The following commit has been merged into Postgres 12 a couple of months ago, easing failover control flow:
commit: 10074651e3355e2405015f6253602be8344bc829
author: Michael Paquier <michael@paquier.xyz>
date: Thu, 25 Oct 2018 09:46:00 +0900
Add pg_promote function
This function is able to promote a standby with this new SQL-callable
function. Execution access can be granted to non-superusers so that
failover tools can observe the principle of least privilege.

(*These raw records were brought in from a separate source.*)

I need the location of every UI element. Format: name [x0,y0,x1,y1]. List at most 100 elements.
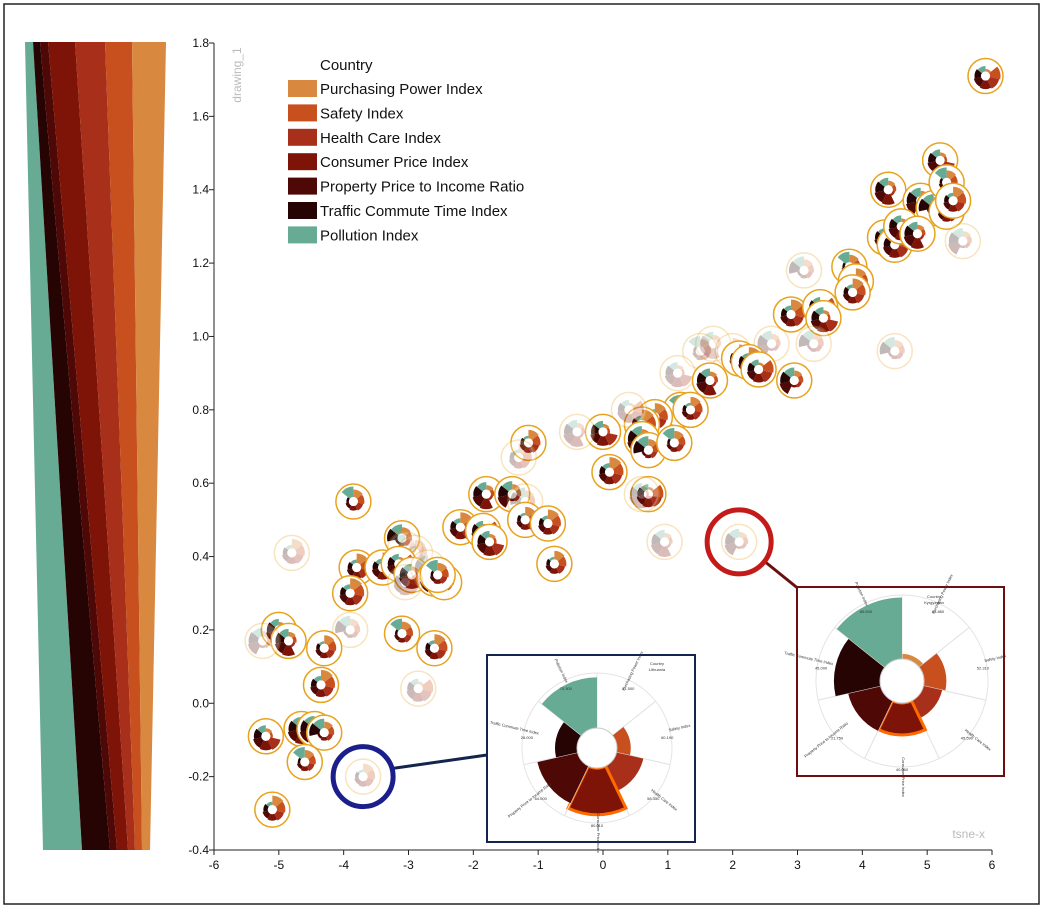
data-point [471,523,508,561]
y-tick-label: 1.2 [192,256,209,270]
legend-swatch [288,80,317,97]
point-wedge [391,524,403,536]
point-center [695,346,705,356]
point-wedge [410,678,419,686]
inset-center [879,658,925,704]
point-wedge [366,769,376,780]
point-wedge [931,149,941,158]
point-wedge [849,254,859,264]
point-wedge [557,556,567,567]
point-wedge [514,487,526,499]
point-wedge [550,567,559,574]
data-point [536,545,573,583]
point-wedge [668,536,673,544]
point-wedge [266,801,273,807]
data-point [500,439,537,476]
point-wedge [892,215,902,224]
point-wedge [318,641,325,646]
point-wedge [739,531,747,540]
y-tick-label: 0.0 [192,696,209,710]
point-wedge [275,632,286,644]
point-wedge [962,231,971,239]
point-wedge [750,359,759,367]
point-wedge [979,80,992,90]
y-tick-label: 0.2 [192,623,209,637]
point-wedge [671,377,684,388]
point-center [514,453,524,463]
point-wedge [883,245,893,256]
point-wedge [702,352,710,361]
inset-wedge [541,677,597,736]
data-point [967,57,1004,95]
inset-subtitle: Lithuania [649,667,666,672]
point-wedge [548,556,555,562]
y-tick-label: 0.8 [192,403,209,417]
point-wedge [545,564,553,572]
point-wedge [591,424,600,435]
legend-swatch [288,177,317,195]
point-wedge [881,193,895,205]
point-wedge [344,597,356,606]
point-wedge [428,640,435,646]
point-ring [273,534,311,572]
point-wedge [637,436,649,448]
inset-value: 64.000 [535,796,548,801]
point-wedge [320,669,333,683]
point-wedge [633,483,642,492]
point-wedge [357,769,364,774]
point-wedge [306,762,315,771]
point-wedge [403,563,412,573]
point-wedge [549,524,560,535]
data-point [630,475,667,513]
point-wedge [319,652,329,659]
point-wedge [352,594,363,605]
point-wedge [715,344,721,351]
point-wedge [405,575,411,580]
x-tick-label: -5 [273,858,284,872]
point-wedge [520,437,525,445]
point-wedge [324,721,333,730]
point-wedge [633,440,645,454]
point-wedge [437,640,448,652]
point-wedge [650,495,663,507]
point-wedge [430,570,435,577]
point-wedge [275,801,286,813]
point-center [643,489,653,499]
point-wedge [349,505,358,511]
point-wedge [928,152,937,164]
point-wedge [248,632,260,645]
point-wedge [393,534,406,547]
point-wedge [449,528,459,538]
inset-value: 85.500 [860,609,873,614]
point-wedge [785,318,797,327]
point-wedge [292,635,297,643]
point-wedge [666,443,673,451]
inset-connector [764,560,801,592]
data-point [682,332,719,370]
point-wedge [551,515,561,527]
point-wedge [670,446,679,452]
point-wedge [293,746,305,760]
point-wedge [528,495,536,504]
data-point [247,718,285,755]
data-point [331,574,369,612]
data-point [776,362,813,399]
data-point [416,630,453,667]
point-wedge [977,66,986,74]
point-wedge [429,652,440,660]
point-wedge [817,322,830,333]
inset-value: 52.310 [977,666,990,671]
point-wedge [518,443,530,455]
point-wedge [794,370,803,378]
point-wedge [498,485,509,498]
point-wedge [310,685,320,695]
point-wedge [888,227,900,239]
point-wedge [629,486,639,497]
data-point [720,523,758,561]
point-wedge [948,204,958,212]
point-center [455,522,465,532]
point-wedge [288,720,299,732]
data-point [591,453,628,491]
point-wedge [570,435,584,447]
point-wedge [543,527,553,535]
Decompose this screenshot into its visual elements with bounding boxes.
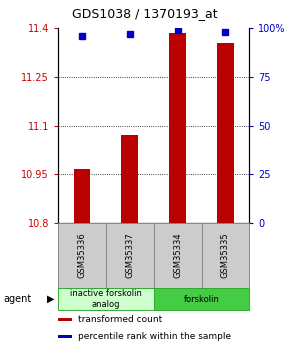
Bar bbox=[106, 223, 154, 288]
Bar bbox=[58, 318, 72, 321]
Text: GDS1038 / 1370193_at: GDS1038 / 1370193_at bbox=[72, 8, 218, 20]
Text: GSM35337: GSM35337 bbox=[125, 233, 134, 278]
Text: agent: agent bbox=[3, 294, 31, 304]
Bar bbox=[154, 288, 249, 310]
Text: GSM35334: GSM35334 bbox=[173, 233, 182, 278]
Bar bbox=[58, 223, 106, 288]
Bar bbox=[122, 135, 138, 223]
Bar bbox=[154, 223, 202, 288]
Text: inactive forskolin
analog: inactive forskolin analog bbox=[70, 289, 142, 309]
Text: forskolin: forskolin bbox=[184, 295, 220, 304]
Text: transformed count: transformed count bbox=[78, 315, 163, 324]
Text: GSM35336: GSM35336 bbox=[77, 233, 86, 278]
Bar bbox=[169, 33, 186, 223]
Bar bbox=[74, 169, 90, 223]
Text: percentile rank within the sample: percentile rank within the sample bbox=[78, 332, 231, 341]
Bar bbox=[202, 223, 249, 288]
Bar bbox=[217, 43, 234, 223]
Bar bbox=[58, 288, 154, 310]
Text: GSM35335: GSM35335 bbox=[221, 233, 230, 278]
Text: ▶: ▶ bbox=[47, 294, 55, 304]
Bar bbox=[58, 335, 72, 338]
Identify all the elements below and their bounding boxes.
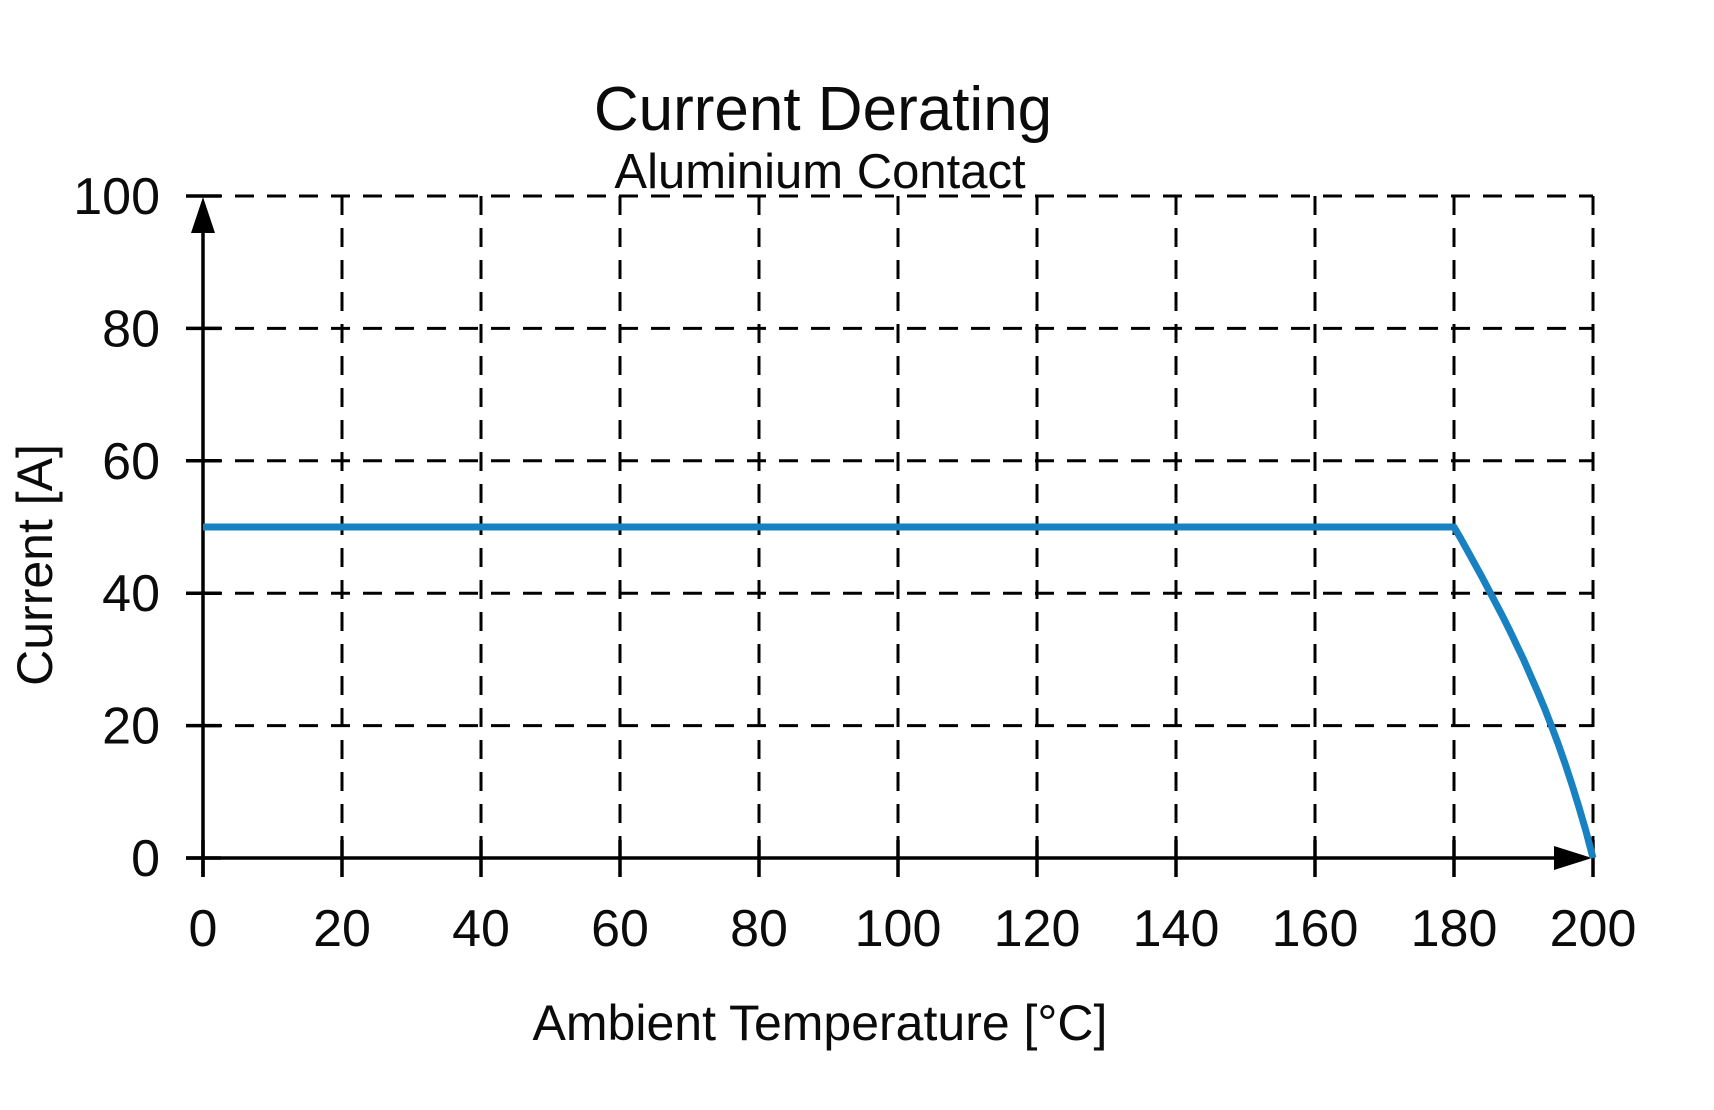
- y-tick-label: 100: [73, 168, 160, 226]
- x-tick-label: 80: [730, 900, 788, 958]
- y-tick-label: 20: [102, 698, 160, 756]
- axis-ticks: [186, 194, 1595, 877]
- x-tick-label: 200: [1550, 900, 1637, 958]
- x-axis-arrowhead-icon: [1554, 846, 1592, 870]
- y-tick-label: 80: [102, 300, 160, 358]
- x-tick-label: 160: [1272, 900, 1359, 958]
- x-tick-label: 40: [452, 900, 510, 958]
- x-tick-label: 0: [189, 900, 218, 958]
- y-tick-labels: 0 20 40 60 80 100: [73, 168, 160, 888]
- x-tick-label: 140: [1133, 900, 1220, 958]
- y-tick-label: 40: [102, 565, 160, 623]
- tick-marks: [186, 194, 1595, 877]
- x-tick-label: 120: [994, 900, 1081, 958]
- y-axis-title: Current [A]: [7, 444, 63, 686]
- chart-title: Current Derating: [594, 75, 1052, 144]
- y-tick-label: 60: [102, 433, 160, 491]
- x-tick-label: 100: [855, 900, 942, 958]
- y-tick-label: 0: [131, 830, 160, 888]
- x-tick-label: 60: [591, 900, 649, 958]
- x-axis-title: Ambient Temperature [°C]: [533, 995, 1108, 1051]
- x-tick-label: 20: [313, 900, 371, 958]
- derating-curve: [203, 523, 1597, 859]
- x-tick-labels: 0 20 40 60 80 100 120 140 160 180 200: [189, 900, 1637, 958]
- chart-subtitle: Aluminium Contact: [614, 145, 1026, 199]
- x-tick-label: 180: [1411, 900, 1498, 958]
- y-axis-arrowhead-icon: [191, 197, 215, 233]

Catalog version is bumped.
Author: Laurenz Albe
Reviewed-by: Michael Paquier, Masahiko Sawada
Discussion: https://postgr.es/m/6e7c79b3ec916cf49742fb8849ed17cd87aed620.camel@cybertec.at
Promotion is a process which can be used on a standby server to end recovery and allow it to begin read-write operations, bumping this standby server to a new timeline on the way. This operation can be done using a couple of options:
- pg_ctl promote, which waits for the standby to finish the promotion before exiting by default.

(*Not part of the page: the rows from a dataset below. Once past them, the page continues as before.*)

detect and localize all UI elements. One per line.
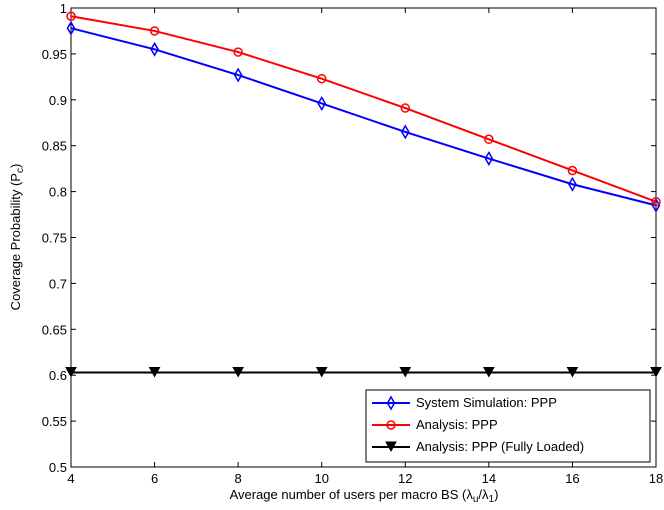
- series-line: [70, 15, 657, 203]
- y-axis-label: Coverage Probability (Pc): [8, 164, 26, 311]
- x-axis-label-suffix: ): [494, 487, 498, 502]
- data-point: [399, 366, 412, 378]
- series-group: [65, 11, 662, 378]
- data-point: [148, 366, 161, 378]
- y-axis-label-close: ): [8, 164, 23, 168]
- y-tick-label: 0.5: [49, 460, 67, 475]
- x-axis-sub-1: 1: [489, 494, 495, 505]
- x-axis-lambda-2: λ: [482, 487, 489, 502]
- legend-entry-1: System Simulation: PPP: [372, 395, 557, 411]
- series-line: [70, 27, 657, 207]
- y-tick-label: 0.85: [42, 139, 67, 154]
- x-axis-label-prefix: Average number of users per macro BS (: [230, 487, 467, 502]
- data-point: [66, 20, 76, 36]
- data-point: [651, 197, 661, 213]
- data-point: [233, 67, 243, 83]
- data-point: [400, 124, 410, 140]
- y-tick-label: 0.8: [49, 185, 67, 200]
- data-point: [232, 366, 244, 378]
- y-tick-label: 0.55: [42, 414, 67, 429]
- data-point: [65, 366, 77, 378]
- axis-ticks: 4 6 8 10 12 14 16 18 0.5 0.55 0.6 0.65 0.7 0.75 0.8 0.8…: [42, 1, 664, 486]
- legend-entry-2: Analysis: PPP: [372, 417, 498, 432]
- data-point: [484, 151, 494, 167]
- data-point: [317, 95, 327, 111]
- legend-marker: [386, 395, 396, 411]
- legend-entries: System Simulation: PPP Analysis: PPP Analy…: [372, 395, 584, 454]
- x-axis-slash: /: [478, 487, 482, 502]
- series-3: [65, 366, 662, 378]
- legend-marker: [386, 420, 396, 430]
- y-tick-label: 0.95: [42, 47, 67, 62]
- data-point: [315, 366, 328, 378]
- data-point: [651, 196, 661, 207]
- y-tick-label: 0.9: [49, 93, 67, 108]
- y-axis-label-main: Coverage Probability (P: [8, 173, 23, 310]
- x-tick-label: 12: [398, 471, 412, 486]
- legend-label: System Simulation: PPP: [416, 395, 557, 410]
- x-tick-label: 8: [235, 471, 242, 486]
- x-tick-label: 10: [314, 471, 328, 486]
- series-2: [66, 11, 661, 207]
- legend-box: [365, 389, 651, 463]
- x-tick-label: 16: [565, 471, 579, 486]
- legend-marker: [385, 441, 397, 453]
- data-point: [150, 41, 159, 57]
- data-point: [316, 73, 327, 84]
- y-tick-label: 0.7: [49, 276, 67, 291]
- data-point: [650, 366, 662, 378]
- y-tick-label: 0.75: [42, 231, 67, 246]
- data-point: [566, 366, 579, 378]
- legend: System Simulation: PPP Analysis: PPP Analy…: [365, 389, 651, 463]
- data-point: [567, 165, 578, 176]
- x-tick-label: 18: [649, 471, 663, 486]
- legend-entry-3: Analysis: PPP (Fully Loaded): [372, 439, 584, 454]
- data-point: [484, 134, 494, 145]
- x-axis-lambda-1: λ: [466, 487, 473, 502]
- y-tick-label: 1: [60, 1, 67, 16]
- data-point: [149, 26, 160, 36]
- x-axis-sub-u: u: [473, 494, 479, 505]
- data-point: [568, 176, 577, 192]
- y-tick-label: 0.6: [49, 368, 67, 383]
- legend-label: Analysis: PPP: [416, 417, 498, 432]
- data-point: [233, 47, 243, 57]
- data-point: [400, 103, 411, 113]
- x-tick-label: 6: [151, 471, 158, 486]
- x-tick-label: 4: [67, 471, 74, 486]
- x-axis-label: Average number of users per macro BS (λu…: [230, 487, 499, 505]
- data-point: [66, 11, 76, 22]
- series-1: [66, 20, 661, 213]
- legend-label: Analysis: PPP (Fully Loaded): [416, 439, 584, 454]
- y-axis-sub-c: c: [15, 168, 26, 173]
- data-point: [483, 366, 495, 378]
- x-tick-label: 14: [482, 471, 496, 486]
- y-tick-label: 0.65: [42, 322, 67, 337]
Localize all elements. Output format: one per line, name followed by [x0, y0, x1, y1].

- Define promote_trigger_file in postgresql.conf and create the file which would be detected by the startup process and translated so as recovery finishes (or trigger_file in recovery.conf up to v11, recovery parameters being merged to postgresql.conf in v12 and newer versions).
The commit mentioned above offers a third way to trigger a promotion with a SQL-callable function, which presents a huge advantage compared to the two other methods: there is no need to connect to the standby physical host to trigger the promotion as everything can be done with a backend session. Note however that this needs a standby server able to accept read-only operations and connections.
By default pg_promote() waits for the promotion to complete before returning back its result to its caller, waiting for a maximum of 60 seconds, which is the same default as the promote mode of pg_ctl. However it is possible to enforce both the wait mode and the timeout value by specifying the wait mode as a boolean for the first argument, and the timeout as an integer in seconds for the second argument. If the wait mode is false, then the timeout has no effect and pg_promote returns immediately once the promotion signal is sent to the postmaster:
-- Wait for at most 30 seconds.
SELECT pg_promote(true, 30);
-- Leave immediately without waiting.
SELECT pg_promote(false);
Note that by default this function access is restricted to superusers, but its execution can be granted directly to non superusers, leveraging failover with a role dedicated only to promotion:
=# CREATE ROLE promote_role LOGIN;
CREATE ROLE
=# GRANT EXECUTE ON FUNCTION pg_promote TO promote_role;
GRANT
The function also returns a status as a boolean, false being a failure in sending SIGUSR1 to the postmaster and true a success in finishing the promotion (in non-wait mode, true is returned immediately), which makes it easier to parse and handle the status by SQL clients. Note as well a couple of failures when attempting to:
- define a negative number for the timeout.
- trigger the function with a server not in recovery.
- create the trigger file.
The function is also marked parallel-safe as it does not rely on any global status shared across the server among processes, so it can be triggered in parallel executions, still it may result in an error for some calls depending on the timing between the parallel workers. As this function should be included in very simple SQLs, that’s not really something to worry about though.